Realising the potential for cystic fibrosis self-monitoring
The CF team are now fully established in their programme of digital transformation and continue to scale up the offer of self-monitoring and virtual consultations to their whole cohort of nearly 600 adults with cystic fibrosis. They continue to be commended for their approach and are often invited to present at conferences on their learning and their future care model in caring for people with cystic fibrosis. I am so proud to have played a part in that progress.
I now work as clinical lead for the digital health company, NuvoAir. It was a hard decision for me to move outside of the NHS but it felt like a meaningful next step to apply my clinical leadership to help a digital product that I believe in. My experiences, both as a digital change agent in the NHS and now working for a digital health small-/medium-sized enterprise, have convinced me that successful technology adoption requires more than the provision of the digital tool or technology solution. It also needs people: people willing and able to help redesign clinical pathways, support digital literacy and to develop onboarding and evaluation plans.

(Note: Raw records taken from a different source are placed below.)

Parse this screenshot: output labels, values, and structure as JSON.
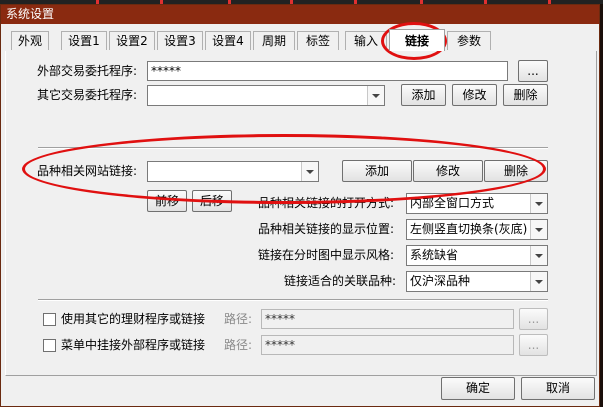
{
  "window": {
    "title": "系统设置"
  },
  "tabs": [
    "外观",
    "设置1",
    "设置2",
    "设置3",
    "设置4",
    "周期",
    "标签",
    "输入",
    "链接",
    "参数"
  ],
  "active_tab": "链接",
  "trade_programs": {
    "external_label": "外部交易委托程序:",
    "external_value": "*****",
    "other_label": "其它交易委托程序:",
    "other_value": "",
    "browse_label": "...",
    "add_label": "添加",
    "modify_label": "修改",
    "delete_label": "删除"
  },
  "site_links": {
    "label": "品种相关网站链接:",
    "value": "",
    "add_label": "添加",
    "modify_label": "修改",
    "delete_label": "删除",
    "move_up_label": "前移",
    "move_down_label": "后移"
  },
  "settings": {
    "open_mode_label": "品种相关链接的打开方式:",
    "open_mode_value": "内部全窗口方式",
    "display_pos_label": "品种相关链接的显示位置:",
    "display_pos_value": "左侧竖直切换条(灰底)",
    "style_label": "链接在分时图中显示风格:",
    "style_value": "系统缺省",
    "assoc_label": "链接适合的关联品种:",
    "assoc_value": "仅沪深品种"
  },
  "finance": {
    "use_other_label": "使用其它的理财程序或链接",
    "path_label": "路径:",
    "path_value": "*****",
    "menu_label": "菜单中挂接外部程序或链接",
    "menu_path_label": "路径:",
    "menu_path_value": "*****",
    "browse_label": "..."
  },
  "footer": {
    "ok_label": "确定",
    "cancel_label": "取消"
  }
}
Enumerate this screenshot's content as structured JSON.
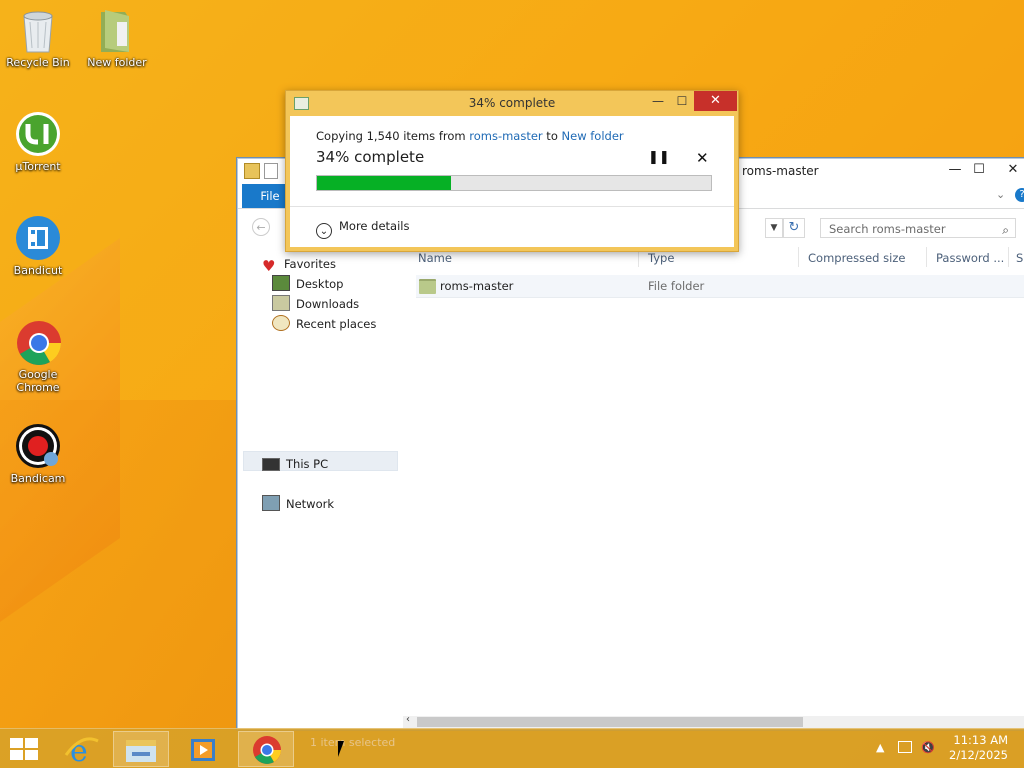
{
  "desktop": {
    "icons": [
      {
        "label": "Recycle Bin",
        "icon": "recycle-bin-icon"
      },
      {
        "label": "New folder",
        "icon": "folder-icon"
      },
      {
        "label": "µTorrent",
        "icon": "utorrent-icon"
      },
      {
        "label": "Bandicut",
        "icon": "bandicut-icon"
      },
      {
        "label": "Google Chrome",
        "icon": "chrome-icon"
      },
      {
        "label": "Bandicam",
        "icon": "bandicam-icon"
      }
    ]
  },
  "explorer": {
    "title": "roms-master",
    "file_tab": "File",
    "search_placeholder": "Search roms-master",
    "nav": {
      "favorites": "Favorites",
      "desktop": "Desktop",
      "downloads": "Downloads",
      "recent": "Recent places",
      "this_pc": "This PC",
      "network": "Network"
    },
    "columns": [
      "Name",
      "Type",
      "Compressed size",
      "Password ...",
      "Si"
    ],
    "rows": [
      {
        "name": "roms-master",
        "type": "File folder"
      }
    ],
    "status": "1 item selected"
  },
  "copy_dialog": {
    "title": "34% complete",
    "copy_prefix": "Copying 1,540 items from ",
    "source": "roms-master",
    "to_word": " to ",
    "destination": "New folder",
    "progress_label": "34% complete",
    "progress": 0.34,
    "more_details": "More details",
    "colors": {
      "progress_fill": "#06b025",
      "link": "#1f6ab5",
      "close": "#c7302a"
    }
  },
  "taskbar": {
    "time": "11:13 AM",
    "date": "2/12/2025",
    "items": [
      "start-icon",
      "internet-explorer-icon",
      "file-explorer-icon",
      "media-player-icon",
      "chrome-icon"
    ]
  }
}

A new identity as a clinical leader in digital health
Years ago, I worried about protecting my identity as a clinician. But today, I feel hugely valued and excited by the diverse way I am able to use my clinical knowledge and experience to help people with long-term conditions and continue to be inspired by the teams and clinicians I meet along the way. I support clinical teams across the globe to adopt and successfully implement a solution that remotely monitors lung function and helps to predict the healthcare needs of people with long-term respiratory conditions. I also get to share feedback with the team directly from patients and clinicians to help develop the technology, continuing to connect with my purpose of understanding the experience of others and improving the lives of people with long-term conditions.